Parenthetical Aside With all those advantages, it is nearly
ideal for clusters devoted to embarrassingly parallel tasks. The only
catch is that it is SO powerful, and intended to build and run on SO
many architectures, that one gets the definite feeling that it would
build more simply and work better if most of those architectures were
trashed and energy focused on linux and gcc-based systems. aimk, for
example, is something I once played with and even hacked for my own
extensive use back when I was managing a highly heterogeneous Unix
network. Ah, what a child I was.
Eventually I sobered up and realized that heterogeneity is the root
of a lot of evil where systems management and application developement
are concerned, and that I really wanted NOT to EVER AGAIN have to screw
around with where this particular flavor of Unix keeps that particular
include file and how to hack and patch the code if the file (and its
associated library) were different and possibly incompatible.
Especially in a complex application with many contributing developers
and nonlinear constraints (like support by Sun, making it impolitic for
a Sun build ever to break) where somebody working on architecture X can
break the hell out of architecture Y and not have the fact revealed
until extensive testing has occurred on all the A-Z architectures
"supported", requiring yet another #ifdef instrumentation.
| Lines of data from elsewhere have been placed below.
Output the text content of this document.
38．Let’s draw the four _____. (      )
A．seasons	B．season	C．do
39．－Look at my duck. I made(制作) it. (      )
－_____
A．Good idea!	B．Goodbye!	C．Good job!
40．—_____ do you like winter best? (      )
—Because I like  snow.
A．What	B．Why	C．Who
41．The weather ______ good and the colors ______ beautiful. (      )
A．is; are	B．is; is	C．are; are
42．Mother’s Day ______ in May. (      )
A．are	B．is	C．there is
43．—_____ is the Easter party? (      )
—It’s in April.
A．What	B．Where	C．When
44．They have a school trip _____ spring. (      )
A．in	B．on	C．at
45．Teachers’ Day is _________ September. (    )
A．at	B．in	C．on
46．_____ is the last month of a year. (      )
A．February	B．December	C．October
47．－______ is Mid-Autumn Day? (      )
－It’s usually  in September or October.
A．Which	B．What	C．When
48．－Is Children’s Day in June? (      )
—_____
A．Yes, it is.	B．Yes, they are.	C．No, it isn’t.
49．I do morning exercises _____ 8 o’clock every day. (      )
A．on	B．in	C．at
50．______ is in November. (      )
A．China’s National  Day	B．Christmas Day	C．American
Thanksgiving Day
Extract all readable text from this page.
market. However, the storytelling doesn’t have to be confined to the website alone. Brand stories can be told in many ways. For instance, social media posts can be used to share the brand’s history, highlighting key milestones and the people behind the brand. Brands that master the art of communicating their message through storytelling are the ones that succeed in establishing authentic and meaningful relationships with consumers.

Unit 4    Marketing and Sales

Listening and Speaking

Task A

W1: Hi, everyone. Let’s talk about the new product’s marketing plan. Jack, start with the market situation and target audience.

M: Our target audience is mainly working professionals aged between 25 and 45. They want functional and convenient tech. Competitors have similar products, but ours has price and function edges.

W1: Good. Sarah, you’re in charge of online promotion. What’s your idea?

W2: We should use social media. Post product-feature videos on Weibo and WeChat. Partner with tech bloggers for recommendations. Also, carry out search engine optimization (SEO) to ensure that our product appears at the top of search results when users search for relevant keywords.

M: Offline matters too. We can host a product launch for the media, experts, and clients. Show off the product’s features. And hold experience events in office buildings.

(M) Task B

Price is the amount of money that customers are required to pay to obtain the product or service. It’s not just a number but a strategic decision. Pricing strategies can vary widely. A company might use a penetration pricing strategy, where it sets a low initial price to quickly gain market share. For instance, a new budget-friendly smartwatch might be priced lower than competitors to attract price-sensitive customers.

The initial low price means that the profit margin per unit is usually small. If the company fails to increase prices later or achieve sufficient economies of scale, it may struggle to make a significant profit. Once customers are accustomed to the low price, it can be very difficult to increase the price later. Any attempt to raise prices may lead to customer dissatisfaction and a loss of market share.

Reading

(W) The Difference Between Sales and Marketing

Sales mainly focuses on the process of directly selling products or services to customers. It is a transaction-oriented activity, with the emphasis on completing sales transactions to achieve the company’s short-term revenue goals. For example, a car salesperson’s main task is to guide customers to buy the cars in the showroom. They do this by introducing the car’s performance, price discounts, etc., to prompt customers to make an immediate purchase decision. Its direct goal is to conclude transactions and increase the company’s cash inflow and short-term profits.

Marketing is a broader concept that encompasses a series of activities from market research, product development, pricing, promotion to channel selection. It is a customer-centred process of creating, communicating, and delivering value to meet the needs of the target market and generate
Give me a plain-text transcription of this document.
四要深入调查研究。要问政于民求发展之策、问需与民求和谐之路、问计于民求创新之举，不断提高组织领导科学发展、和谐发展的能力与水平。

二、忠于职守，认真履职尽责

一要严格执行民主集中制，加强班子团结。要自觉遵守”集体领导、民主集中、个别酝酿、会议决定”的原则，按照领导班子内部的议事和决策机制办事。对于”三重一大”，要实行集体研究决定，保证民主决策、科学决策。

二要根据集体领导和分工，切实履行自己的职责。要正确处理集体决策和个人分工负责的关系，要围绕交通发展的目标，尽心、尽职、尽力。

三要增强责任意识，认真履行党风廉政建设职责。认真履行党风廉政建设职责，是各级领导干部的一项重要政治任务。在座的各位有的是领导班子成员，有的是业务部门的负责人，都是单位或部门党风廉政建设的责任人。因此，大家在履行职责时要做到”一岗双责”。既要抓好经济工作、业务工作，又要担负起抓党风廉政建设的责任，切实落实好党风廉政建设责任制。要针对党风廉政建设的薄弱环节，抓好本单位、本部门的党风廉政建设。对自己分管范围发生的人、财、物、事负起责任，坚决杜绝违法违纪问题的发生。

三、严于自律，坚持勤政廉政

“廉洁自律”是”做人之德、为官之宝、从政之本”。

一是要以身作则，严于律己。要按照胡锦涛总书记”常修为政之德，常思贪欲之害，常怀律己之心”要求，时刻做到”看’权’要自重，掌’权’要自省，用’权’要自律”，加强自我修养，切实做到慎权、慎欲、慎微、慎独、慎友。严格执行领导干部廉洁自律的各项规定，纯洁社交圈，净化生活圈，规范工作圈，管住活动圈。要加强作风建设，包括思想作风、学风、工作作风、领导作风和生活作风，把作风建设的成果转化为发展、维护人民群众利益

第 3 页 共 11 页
Still, SGE (like PVM) will undoubtedly prove to be worth the hassle
in the long run. In the meantime, one can only ask WHY the developers
put four or five steps into the README.BUILD instead of providing a
single script entitled "build.sh" or (better yet) a toplevel makefile
with autodocumenting targets? So fine, maybe aimk is great, but normal
humans have never used it so hide it behind regular old make. Or why
they use the incredibly arcane aimk at all instead of Gnu's autoconf
(intended to satisfy the same purpose, but a lot more modern and in
common enough use to actually be functional)? Or (being the linux bigot
that I am:-) they don't just scrap even this and focus on linux/gcc
builds only with a Makefile a child could understand?:-p
Our site REQUIRES rpm's (ideally built from src rpm's so they can
easily be REbuilt) for scalable management purposes. Building SGE into
portable RPM form looks like it will be a truly joyful process.
Especially given that following the strict instuctions in README.BUILD
on a clean checkout from the CVS tree has failed every time I've tried
it, most recently on a perfectly updated RH 7.3 system. For that
reason I've been slow to get enthused, although this summer I may have
the time required to get over the initial build blues.